Roggenbier: Dornbusch gets it wrong, again

It’s bash Horst Dornbusch week over at Shut Up About Barclay Perkins, and I’m joining in the fun.

Self-proclaimed beer “expert” Horst Dornbusch has got a detailed website with a long list of descriptions of German beer styles.

Each article is generally made up of some vague historical ramblings, some usually unobjectionable tasting notes and, if you’re really lucky, some populist Cold War politics incongruously shoehorned in. Then he goes over the article again and spikes it with choice gems of utter made-up garbage.

So with the article on Roggenbier. Lots of people in America appear to believe for some reason that Roggenbier — in its modern form, basically a Bavarian wheat beer made with rye instead of wheat — is a major German beer style. Still, at least they have heard of it, which is probably more than most Germans have. In fact it’s a novelty beer and I doubt the number of breweries who make it reaches double figures. It is not remotely comparable with the popularity of wheat beer.

Did I mention Dornbusch seems to specialise in putting the most ridiculous stuff right at the beginning? That’s handy at least. We are told:
Roggenbier is a medieval ale usually made from a grain bill of about half barley malt and equal portions of wheat and rye malts. Today, a Roggenbier may be either an ale or a lager. Modern renditions of the brew have about 5 to 5.5% alcohol by volume. Rye ales are mildly hopped, which allows the grain flavors to be dominant. Filtration appears to be optional in a rye ale and many, such as the Paulaner (depicted right) are "naturtrüb," meaning naturally turbid. A yeast-turbid Roggenbier is more authentic, considering that the style had been around long before beer filtration was invented in 1878.
Where shall we start? 

Well, for one thing, it’s not a medieval ale. There were medieval rye beers, but there is no connection between them and modern Roggenbier. Rye beer was extinct in Germany until Schierling/Thurn & Taxis started making it in the 1980s. It was such a novelty that they were able to get a patent on the modified mashing regime they used. And it certainly isn’t “a lager” because you’re not allowed to put rye in bottom-fermenting beer. You would think he’d know something as basic to modern German brewing as that.

According to Ludwig Narziß — a genuine expert — it’s also obligatory to have at least 50% rye malt in the grist in order to label the resulting beer Roggenbier, not the 25% Dornbusch claims.

Filtration optional? It’s more that the wort is so goopy that the beer remains cloudy even after filtration. Thurn & Taxis state in their patent application that the beer is filtered, as this improves head retention.

It would be more accurate if Dornbusch said “A turbid Roggenbier is more authentic, since it’s the only bloody way a 70% rye beer is ever going to turn out without the use of the most space-age filtration techniques and exogenous enzymes.”

To sum up: Horst Dornbusch doesn’t know the history of modern Roggenbier. He hasn’t read the very short section on brewing with rye in Narziß, one of the standard German brewing manuals.
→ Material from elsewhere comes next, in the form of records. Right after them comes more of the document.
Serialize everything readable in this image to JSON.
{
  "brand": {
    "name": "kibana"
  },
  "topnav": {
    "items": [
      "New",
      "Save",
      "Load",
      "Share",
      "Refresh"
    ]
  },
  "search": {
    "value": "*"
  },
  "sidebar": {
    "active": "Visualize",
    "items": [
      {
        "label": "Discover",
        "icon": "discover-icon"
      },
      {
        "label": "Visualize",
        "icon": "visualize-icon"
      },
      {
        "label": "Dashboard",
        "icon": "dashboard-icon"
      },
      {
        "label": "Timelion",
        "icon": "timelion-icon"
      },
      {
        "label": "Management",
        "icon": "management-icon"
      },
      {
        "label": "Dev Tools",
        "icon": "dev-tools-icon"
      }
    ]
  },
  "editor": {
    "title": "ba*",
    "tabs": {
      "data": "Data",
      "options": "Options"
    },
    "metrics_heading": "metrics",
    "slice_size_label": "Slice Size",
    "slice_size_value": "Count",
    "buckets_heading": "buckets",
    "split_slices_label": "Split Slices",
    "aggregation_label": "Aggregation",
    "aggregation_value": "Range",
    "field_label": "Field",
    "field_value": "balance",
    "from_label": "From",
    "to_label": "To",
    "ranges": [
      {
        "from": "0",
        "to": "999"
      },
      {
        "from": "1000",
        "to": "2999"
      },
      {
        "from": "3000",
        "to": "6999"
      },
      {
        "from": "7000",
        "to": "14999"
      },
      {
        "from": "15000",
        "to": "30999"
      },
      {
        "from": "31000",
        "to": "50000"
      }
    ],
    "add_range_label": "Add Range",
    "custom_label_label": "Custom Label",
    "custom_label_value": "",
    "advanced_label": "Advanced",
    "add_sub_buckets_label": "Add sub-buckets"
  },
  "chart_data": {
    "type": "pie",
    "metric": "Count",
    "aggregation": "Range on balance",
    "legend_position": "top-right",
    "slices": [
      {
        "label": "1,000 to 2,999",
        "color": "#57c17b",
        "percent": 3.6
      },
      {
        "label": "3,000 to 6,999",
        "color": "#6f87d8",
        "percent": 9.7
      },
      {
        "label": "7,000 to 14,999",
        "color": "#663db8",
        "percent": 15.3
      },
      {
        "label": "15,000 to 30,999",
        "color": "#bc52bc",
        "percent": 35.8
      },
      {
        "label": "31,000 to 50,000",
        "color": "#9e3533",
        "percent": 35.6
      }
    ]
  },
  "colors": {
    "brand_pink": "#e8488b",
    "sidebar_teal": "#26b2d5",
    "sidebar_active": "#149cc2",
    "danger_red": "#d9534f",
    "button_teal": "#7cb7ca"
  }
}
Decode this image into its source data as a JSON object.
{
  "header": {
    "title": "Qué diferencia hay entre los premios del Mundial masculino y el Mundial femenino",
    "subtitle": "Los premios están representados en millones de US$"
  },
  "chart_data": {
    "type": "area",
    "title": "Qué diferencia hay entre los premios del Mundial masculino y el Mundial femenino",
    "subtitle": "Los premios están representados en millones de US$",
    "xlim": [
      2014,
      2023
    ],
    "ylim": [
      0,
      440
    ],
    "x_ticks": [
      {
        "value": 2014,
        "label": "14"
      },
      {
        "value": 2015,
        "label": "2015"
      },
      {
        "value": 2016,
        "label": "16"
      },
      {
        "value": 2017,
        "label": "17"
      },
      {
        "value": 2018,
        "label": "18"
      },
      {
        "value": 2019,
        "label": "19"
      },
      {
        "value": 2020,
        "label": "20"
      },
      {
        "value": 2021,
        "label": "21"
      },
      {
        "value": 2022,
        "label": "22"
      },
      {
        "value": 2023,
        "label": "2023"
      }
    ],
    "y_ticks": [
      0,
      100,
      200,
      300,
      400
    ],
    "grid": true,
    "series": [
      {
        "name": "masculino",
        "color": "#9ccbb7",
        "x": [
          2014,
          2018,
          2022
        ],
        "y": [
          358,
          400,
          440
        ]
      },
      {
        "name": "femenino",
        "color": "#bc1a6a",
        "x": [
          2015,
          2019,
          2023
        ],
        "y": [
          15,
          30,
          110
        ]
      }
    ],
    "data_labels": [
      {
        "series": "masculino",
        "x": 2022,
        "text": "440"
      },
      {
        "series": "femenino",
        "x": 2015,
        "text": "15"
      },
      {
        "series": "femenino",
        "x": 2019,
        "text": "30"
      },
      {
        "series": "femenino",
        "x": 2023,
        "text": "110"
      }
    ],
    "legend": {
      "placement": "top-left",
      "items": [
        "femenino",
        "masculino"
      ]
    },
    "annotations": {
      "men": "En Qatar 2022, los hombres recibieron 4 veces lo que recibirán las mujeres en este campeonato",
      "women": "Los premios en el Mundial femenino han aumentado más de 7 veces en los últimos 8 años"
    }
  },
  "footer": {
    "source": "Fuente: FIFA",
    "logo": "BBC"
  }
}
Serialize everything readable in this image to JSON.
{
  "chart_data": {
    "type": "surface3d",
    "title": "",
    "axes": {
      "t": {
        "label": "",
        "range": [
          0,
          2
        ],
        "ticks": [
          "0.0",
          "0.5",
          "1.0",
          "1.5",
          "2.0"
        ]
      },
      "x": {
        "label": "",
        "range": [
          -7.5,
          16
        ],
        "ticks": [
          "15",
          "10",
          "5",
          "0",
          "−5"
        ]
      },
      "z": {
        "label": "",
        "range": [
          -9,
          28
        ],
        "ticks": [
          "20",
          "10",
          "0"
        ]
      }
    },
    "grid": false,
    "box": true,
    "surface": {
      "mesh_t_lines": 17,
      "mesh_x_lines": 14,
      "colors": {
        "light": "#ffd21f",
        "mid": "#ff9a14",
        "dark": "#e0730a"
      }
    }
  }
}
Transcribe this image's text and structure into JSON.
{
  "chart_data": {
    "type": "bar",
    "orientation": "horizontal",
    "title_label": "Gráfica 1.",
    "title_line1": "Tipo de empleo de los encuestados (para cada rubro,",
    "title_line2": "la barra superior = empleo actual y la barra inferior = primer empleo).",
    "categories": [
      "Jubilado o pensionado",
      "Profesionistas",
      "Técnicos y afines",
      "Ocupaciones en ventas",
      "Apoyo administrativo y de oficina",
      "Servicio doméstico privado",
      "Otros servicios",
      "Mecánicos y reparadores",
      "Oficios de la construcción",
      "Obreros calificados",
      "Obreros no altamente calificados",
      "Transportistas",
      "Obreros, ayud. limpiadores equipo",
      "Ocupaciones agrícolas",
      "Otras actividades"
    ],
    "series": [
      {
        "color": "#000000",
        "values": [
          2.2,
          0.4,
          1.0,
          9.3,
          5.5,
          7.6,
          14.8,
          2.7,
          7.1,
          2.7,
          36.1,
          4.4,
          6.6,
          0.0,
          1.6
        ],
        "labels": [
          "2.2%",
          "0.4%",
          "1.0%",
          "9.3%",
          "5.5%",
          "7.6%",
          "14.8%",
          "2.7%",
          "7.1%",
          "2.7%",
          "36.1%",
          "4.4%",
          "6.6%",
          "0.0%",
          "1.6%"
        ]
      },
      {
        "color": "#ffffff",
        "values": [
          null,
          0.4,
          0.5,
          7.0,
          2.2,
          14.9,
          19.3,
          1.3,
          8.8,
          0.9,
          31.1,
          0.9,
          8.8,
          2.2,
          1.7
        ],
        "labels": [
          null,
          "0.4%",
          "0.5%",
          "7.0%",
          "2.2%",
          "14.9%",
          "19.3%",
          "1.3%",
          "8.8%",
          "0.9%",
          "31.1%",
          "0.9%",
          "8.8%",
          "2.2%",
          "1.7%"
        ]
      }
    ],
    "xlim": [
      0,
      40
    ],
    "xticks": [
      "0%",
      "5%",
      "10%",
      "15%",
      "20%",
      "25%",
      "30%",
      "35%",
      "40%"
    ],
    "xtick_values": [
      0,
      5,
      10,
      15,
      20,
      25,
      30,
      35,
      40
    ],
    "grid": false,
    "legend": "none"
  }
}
He hasn’t read the patent written by the people who invented the modern Roggenbier, and he apparently doesn’t even know what ingredients the Reinheitsgebot allows in top-fermenting beer.

There’s nothing useful any beer lover can learn from Horst Dornbusch, except perhaps how to pass yourself off as an “expert” to the credulous.

Comments

  1. but think, without him you wouldn't have been able to write this and I've actually quite enjoyed reading this.

    Fergus

    ReplyDelete
  2. There's a link on one of the Dornbusch threads on Shut Up About.... to some American homebrewers site, and even they think he's a twat. One of them says, "I've been trying to figure out why this guy's considered to be an expert, and I've come to the conclusion it's because he's German"
    But what's the use of being German if you don't even know what the Reinheitsgebot allows?

    ReplyDelete
  3. Then again, he did emigrate back in the 1960s.